Reproduzir linces em cativeiro salva espécie

A organização ambientalista World Wildlife Found (WWF) vai sensibilizar o novo Governo português para o perigo de extinção do lince Ibérico. O WWF diz que em Portugal existe já uma estratégia, por parte do Instituto de Conservação da Natureza, um plano de criação destes felinos em cativeiro e instalações, mas falta uma promessa de anos enquadramento legal e financiamento.

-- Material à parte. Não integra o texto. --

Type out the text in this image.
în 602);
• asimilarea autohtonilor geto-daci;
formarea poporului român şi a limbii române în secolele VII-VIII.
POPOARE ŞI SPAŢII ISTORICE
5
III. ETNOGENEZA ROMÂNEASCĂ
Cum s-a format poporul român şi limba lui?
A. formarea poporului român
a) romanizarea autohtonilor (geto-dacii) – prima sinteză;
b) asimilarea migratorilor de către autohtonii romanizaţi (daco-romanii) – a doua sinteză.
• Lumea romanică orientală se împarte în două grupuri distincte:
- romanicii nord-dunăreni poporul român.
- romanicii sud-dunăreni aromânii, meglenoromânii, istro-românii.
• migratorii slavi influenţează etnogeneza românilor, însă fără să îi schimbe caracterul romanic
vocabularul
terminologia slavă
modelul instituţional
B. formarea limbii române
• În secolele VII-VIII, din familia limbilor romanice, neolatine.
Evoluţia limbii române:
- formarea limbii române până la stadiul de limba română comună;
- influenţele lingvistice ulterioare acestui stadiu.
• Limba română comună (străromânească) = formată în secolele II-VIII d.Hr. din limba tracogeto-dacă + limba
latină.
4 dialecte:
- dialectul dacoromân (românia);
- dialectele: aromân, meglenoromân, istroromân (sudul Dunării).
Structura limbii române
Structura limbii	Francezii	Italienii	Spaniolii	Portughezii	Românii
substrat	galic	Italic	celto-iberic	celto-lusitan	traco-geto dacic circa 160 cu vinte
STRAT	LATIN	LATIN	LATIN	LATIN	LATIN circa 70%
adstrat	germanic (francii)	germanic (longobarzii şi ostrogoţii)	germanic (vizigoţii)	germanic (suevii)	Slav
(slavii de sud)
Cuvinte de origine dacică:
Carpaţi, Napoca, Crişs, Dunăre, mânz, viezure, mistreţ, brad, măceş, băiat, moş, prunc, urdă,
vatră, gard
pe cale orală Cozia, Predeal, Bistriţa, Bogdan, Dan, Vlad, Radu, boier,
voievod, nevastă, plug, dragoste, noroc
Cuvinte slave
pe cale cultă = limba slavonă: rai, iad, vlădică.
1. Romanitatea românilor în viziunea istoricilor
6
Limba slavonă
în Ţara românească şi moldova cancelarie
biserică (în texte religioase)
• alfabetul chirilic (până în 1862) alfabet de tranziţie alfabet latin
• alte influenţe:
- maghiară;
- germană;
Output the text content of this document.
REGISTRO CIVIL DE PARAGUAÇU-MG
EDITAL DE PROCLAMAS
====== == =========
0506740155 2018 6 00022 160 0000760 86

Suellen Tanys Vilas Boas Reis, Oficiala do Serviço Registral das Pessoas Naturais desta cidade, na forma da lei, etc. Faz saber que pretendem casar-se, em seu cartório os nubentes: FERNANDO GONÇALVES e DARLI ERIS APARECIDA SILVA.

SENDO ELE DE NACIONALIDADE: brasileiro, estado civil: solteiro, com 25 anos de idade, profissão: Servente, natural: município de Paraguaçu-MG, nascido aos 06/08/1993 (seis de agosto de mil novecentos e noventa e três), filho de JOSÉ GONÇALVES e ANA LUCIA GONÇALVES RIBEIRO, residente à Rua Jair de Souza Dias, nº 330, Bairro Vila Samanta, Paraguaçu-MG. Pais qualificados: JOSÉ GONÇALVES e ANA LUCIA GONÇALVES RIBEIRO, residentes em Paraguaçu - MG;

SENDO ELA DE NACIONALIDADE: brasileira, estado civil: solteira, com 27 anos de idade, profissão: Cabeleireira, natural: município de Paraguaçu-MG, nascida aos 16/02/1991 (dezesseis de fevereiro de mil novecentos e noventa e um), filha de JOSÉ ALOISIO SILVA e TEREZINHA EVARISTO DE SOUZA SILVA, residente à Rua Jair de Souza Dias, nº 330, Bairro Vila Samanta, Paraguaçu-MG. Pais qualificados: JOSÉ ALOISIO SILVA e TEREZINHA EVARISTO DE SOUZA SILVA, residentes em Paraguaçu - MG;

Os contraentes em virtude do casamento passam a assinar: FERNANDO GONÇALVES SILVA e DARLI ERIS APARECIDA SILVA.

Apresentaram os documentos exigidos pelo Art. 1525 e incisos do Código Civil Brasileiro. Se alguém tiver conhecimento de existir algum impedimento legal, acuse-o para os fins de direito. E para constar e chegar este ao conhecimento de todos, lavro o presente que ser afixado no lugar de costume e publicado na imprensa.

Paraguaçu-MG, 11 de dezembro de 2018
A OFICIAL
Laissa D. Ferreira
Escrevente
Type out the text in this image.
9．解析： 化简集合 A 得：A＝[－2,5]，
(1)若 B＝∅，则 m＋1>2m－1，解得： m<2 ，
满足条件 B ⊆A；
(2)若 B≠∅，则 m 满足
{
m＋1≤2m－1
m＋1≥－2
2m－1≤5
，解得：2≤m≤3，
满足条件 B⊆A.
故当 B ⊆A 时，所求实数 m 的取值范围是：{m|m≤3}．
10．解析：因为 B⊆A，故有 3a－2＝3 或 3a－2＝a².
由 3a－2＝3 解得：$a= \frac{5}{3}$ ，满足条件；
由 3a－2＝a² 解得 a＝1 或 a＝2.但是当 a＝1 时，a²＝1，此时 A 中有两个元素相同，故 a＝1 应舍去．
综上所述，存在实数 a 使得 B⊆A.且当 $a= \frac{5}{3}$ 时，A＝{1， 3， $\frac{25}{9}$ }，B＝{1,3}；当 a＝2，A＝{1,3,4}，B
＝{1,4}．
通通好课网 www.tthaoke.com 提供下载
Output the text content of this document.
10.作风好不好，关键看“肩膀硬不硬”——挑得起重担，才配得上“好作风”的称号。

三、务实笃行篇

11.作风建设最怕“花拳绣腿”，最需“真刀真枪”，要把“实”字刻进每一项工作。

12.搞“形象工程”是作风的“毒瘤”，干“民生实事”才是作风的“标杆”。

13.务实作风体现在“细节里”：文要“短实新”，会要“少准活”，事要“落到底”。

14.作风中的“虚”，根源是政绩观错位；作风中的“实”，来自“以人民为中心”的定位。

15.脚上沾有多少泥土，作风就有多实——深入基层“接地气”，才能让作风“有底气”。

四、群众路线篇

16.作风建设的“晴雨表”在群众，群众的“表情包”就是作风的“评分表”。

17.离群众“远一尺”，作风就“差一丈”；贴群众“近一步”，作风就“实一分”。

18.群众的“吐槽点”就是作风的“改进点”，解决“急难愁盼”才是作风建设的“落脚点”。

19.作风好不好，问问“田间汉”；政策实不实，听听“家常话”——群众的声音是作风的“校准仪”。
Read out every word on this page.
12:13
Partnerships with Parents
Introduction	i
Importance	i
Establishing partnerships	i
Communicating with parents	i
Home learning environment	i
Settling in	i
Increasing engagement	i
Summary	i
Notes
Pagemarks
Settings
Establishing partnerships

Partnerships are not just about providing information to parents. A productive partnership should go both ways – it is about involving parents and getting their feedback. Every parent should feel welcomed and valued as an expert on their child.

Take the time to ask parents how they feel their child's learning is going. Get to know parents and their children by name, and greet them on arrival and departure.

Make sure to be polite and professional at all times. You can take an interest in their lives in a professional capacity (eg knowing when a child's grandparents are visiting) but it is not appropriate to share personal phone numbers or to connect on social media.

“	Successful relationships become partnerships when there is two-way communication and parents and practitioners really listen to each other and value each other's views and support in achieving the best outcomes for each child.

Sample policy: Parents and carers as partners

Situação diferente de Espanha, onde o WWF espera que nas próximas semanas nasça o primeiro lince Ibérico bebé gerado em cativeiro, no âmbito de um projecto pioneiro para salvar esta espécie ameaçada, também designada como Tigre da Europa. Em Portugal ainda pouco ou nada se avançou, a não ser com algumas campanhas avulsas de sensibilização pública. A Espanha já se disponibilizou a ceder alguns exemplares, mas para isso é necessário aprovar a legislação necessária. "Vamos agora tentar alertar o novo Governo para que esta questão seja considerada prioritária, até porque corre-se o risco de perder todo o financiamento comunitário, destinado a estes tipo de projectos, que termina em 2006", afirmou ao DN Eduardo Gonçalves, representante do WWF em Portugal.

O projecto espanhol está a ser desenvolvido na Andaluzia onde foram reunidos 13 linces, cinco machos e oito fêmeas na tentativa de uma primeira reprodução da espécie em cativeiro. Para Eduardo Gonçalves era "importante que o mesmo começasse a ser feito no nosso País de forma a se conseguir manter a espécie com uma base genética variada". A organização já começou a angariar fundos com vista a desenvolver o projecto e desde ontem tem uma exposição sobre este felino no ArrábidaShopping, em Gaia. De uma forma simbólica, o visitante é convidado a apadrinhar uma das futuras crias.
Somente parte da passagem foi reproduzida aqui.